As it happens, Lespert’s project is the first of two dramatizations of the designer’s life to come out this year; Bertrand Bonello’s Saint Laurent, which I haven’t seen but eagerly anticipate, premiered last month in competition at Cannes, where it was picked up for US distribution. (There’s a precedent for this weird synchronicity of dueling haute-couture docudramas: In 2009, both Coco Before Chanel and Coco Chanel and Igor Stravinsky, the latter more execrable than the former, opened in France.) But only Lespert’s film, like Thorreton’s before it, was made with the cooperation of Bergé, who, as head of the Saint Laurent Foundation, lent the production several original costumes.
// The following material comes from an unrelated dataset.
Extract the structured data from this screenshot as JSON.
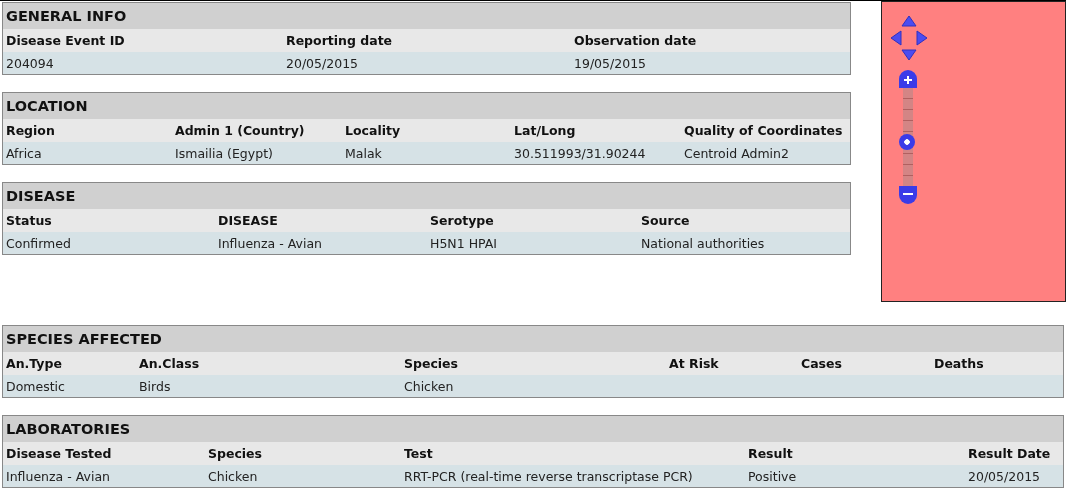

It is not Yves Saint Laurent’s sole instance of borrowing. Though the film concentrates on a two-decade period—between 1957, when YSL (played by Pierre Niney, a near carbon copy with his odd, lanky beauty), then twenty-one, became the head of Dior and met Bergé (Guillaume Galliene), and 1976, the year that both the fashion icon’s cocaine-corrupted body and his romantic relationship with his helpmeet were beginning to fall apart—it also has an unfortunate framing device lifted from L’Amour fou. Thorreton’s doc has as its throughline the 2009 auction of the astonishing art collection the two men amassed; Lespert’s movie uses the preparations for this event as an occasion for Bergé/Galliene, now in septuagenarian drag, to narrate intermittently in voice-over, mawkishly addressing his beloved directly: “You had the stuff of genius. Me, I knew how to accompany you.”

YSL’s brilliance with design, cut, and fabric is rarely shown, save for the courtier’s adjusting a sash just so in an early scene, or propitiously pulling down and flipping through a Mondrian catalogue. After the designer’s signature 1965 mod dresses inspired by the De Stijl artist are shown being modeled at a photo shoot for a few seconds, Bergé’s reminiscing becomes even more extraneous: “Your Mondrian collection was pure genius.” Like off-the-rack clothing, this study of a remarkable talent and relationship follows standard patterns.

Melissa Anderson

Yves Saint Laurent plays at Film Forum in New York June 25–July 8.